Womens Health

Molar pregnancy is a rare complication during pregnancy, arising when the sperm and egg meet and fertilization occurs, but the cells do not grow at a rate that can support pregnancy. In normal pregnancies, the total number of chromosomes is 46, the mother and father each contributing 23 chromosomes. If the wrong number of chromosomes meets, there will be abnormality in the cells that grow to become placenta.

There are of two types: complete and incomplete. In the complete molar pregnancy, the mother’s chromosomes are absent and the father’s chromosomes are doubled. In this condition, it is impossible for the placenta to grow normally. Instead, a large mass of cyst, visible on ultrasound scan, will be formed. In addition, the embryo and the amniotic sac will not form.

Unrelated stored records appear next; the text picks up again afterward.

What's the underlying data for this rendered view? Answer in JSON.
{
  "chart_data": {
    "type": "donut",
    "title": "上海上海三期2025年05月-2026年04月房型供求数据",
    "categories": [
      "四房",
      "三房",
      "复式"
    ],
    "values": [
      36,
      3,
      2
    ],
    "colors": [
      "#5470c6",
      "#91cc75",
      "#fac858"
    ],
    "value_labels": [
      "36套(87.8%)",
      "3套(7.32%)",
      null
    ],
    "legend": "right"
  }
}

In incomplete pregnancy, fertilization occurs with 23 chromosomes from the mother and a doubled set of chromosomes from the father, giving a total of 63 chromosomes. Here, normal fetal growth is impossible. The placenta grows but the fetus does not develop because it lacks the right genetic sequence to survive.

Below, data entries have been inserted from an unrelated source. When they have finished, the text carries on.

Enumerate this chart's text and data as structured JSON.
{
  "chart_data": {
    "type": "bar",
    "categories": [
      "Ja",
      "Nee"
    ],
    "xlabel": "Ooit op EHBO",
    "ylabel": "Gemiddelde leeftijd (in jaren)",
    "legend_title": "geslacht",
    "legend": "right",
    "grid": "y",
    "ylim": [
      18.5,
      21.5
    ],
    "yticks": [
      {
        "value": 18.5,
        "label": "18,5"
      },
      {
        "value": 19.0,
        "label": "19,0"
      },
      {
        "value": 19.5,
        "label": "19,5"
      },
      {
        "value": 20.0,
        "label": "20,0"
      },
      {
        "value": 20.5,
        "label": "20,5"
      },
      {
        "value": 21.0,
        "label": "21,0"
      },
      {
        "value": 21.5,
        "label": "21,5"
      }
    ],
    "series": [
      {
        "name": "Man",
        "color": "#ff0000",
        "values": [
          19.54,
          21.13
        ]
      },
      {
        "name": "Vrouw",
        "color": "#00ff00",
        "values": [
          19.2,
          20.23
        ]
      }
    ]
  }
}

Factors increasing the risk of a woman having a pregnancy as such are: a history of molar pregnancy, being above 40 years of age, having a deficiency of vitamin A (beta-carotene), or a history of miscarriage. The symptoms of molar pregnancy include vaginal bleeding that is dark brown or red like (orange) in color, severe vomiting and nausea, and a swollen belly.

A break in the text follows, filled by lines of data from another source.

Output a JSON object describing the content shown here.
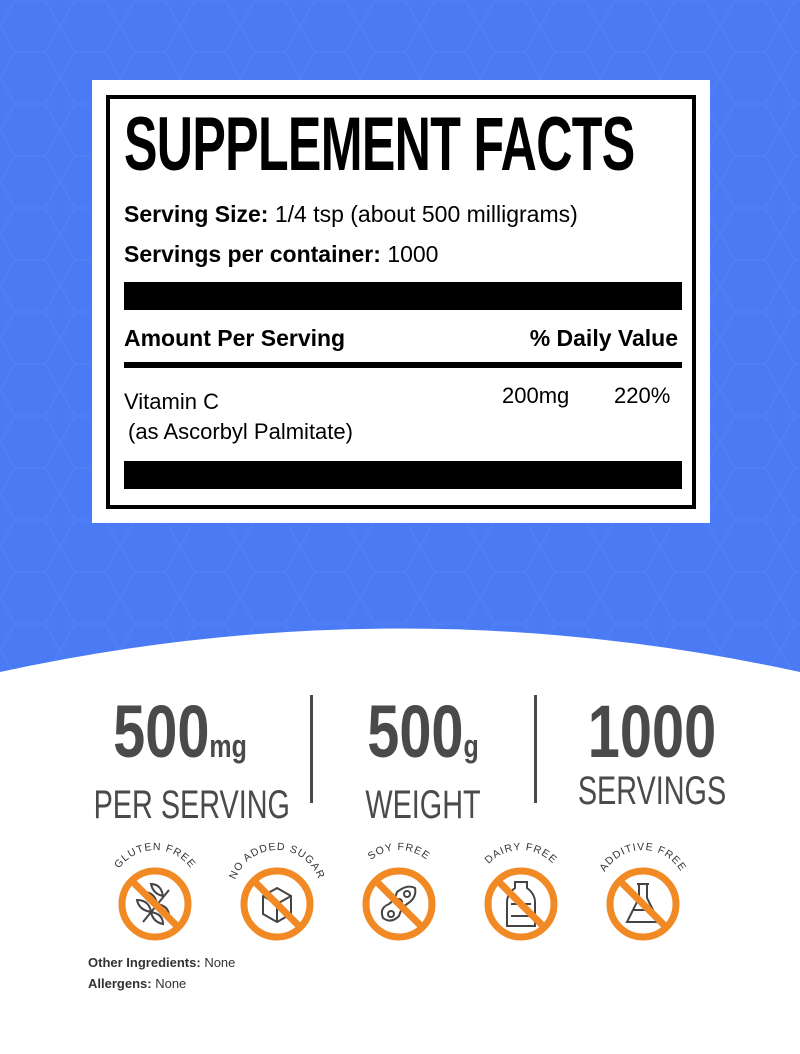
{
  "colors": {
    "background_blue": "#4a7bf4",
    "icon_orange": "#f18a25",
    "stat_gray": "#4a4a4a"
  },
  "facts": {
    "title": "SUPPLEMENT FACTS",
    "serving_size_label": "Serving Size:",
    "serving_size_value": "1/4 tsp (about 500 milligrams)",
    "servings_label": "Servings per container:",
    "servings_value": "1000",
    "amount_header": "Amount Per Serving",
    "dv_header": "% Daily Value",
    "nutrient_name": "Vitamin C",
    "nutrient_source": "(as Ascorbyl Palmitate)",
    "nutrient_amount": "200mg",
    "nutrient_dv": "220%"
  },
  "stats": [
    {
      "value": "500",
      "unit": "mg",
      "label": "PER SERVING"
    },
    {
      "value": "500",
      "unit": "g",
      "label": "WEIGHT"
    },
    {
      "value": "1000",
      "unit": "",
      "label": "SERVINGS"
    }
  ],
  "badges": [
    {
      "label": "GLUTEN FREE",
      "icon": "wheat-icon"
    },
    {
      "label": "NO ADDED SUGAR",
      "icon": "sugar-cube-icon"
    },
    {
      "label": "SOY FREE",
      "icon": "soybean-icon"
    },
    {
      "label": "DAIRY FREE",
      "icon": "milk-bottle-icon"
    },
    {
      "label": "ADDITIVE FREE",
      "icon": "flask-icon"
    }
  ],
  "footer": {
    "other_label": "Other Ingredients:",
    "other_value": "None",
    "allergens_label": "Allergens:",
    "allergens_value": "None"
  }
}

Treatment for this is dependent on assessment by a doctor. Usually, minor surgery called dilatation and curettage will be performed to clear all the molar tissue from the uterus. Sometimes the operation may be carried out in two phases. In other cases, the patient may simply be prescribed a pill to swallow, or a gel to put in the vagina, which causes the molar tissue to be expelled.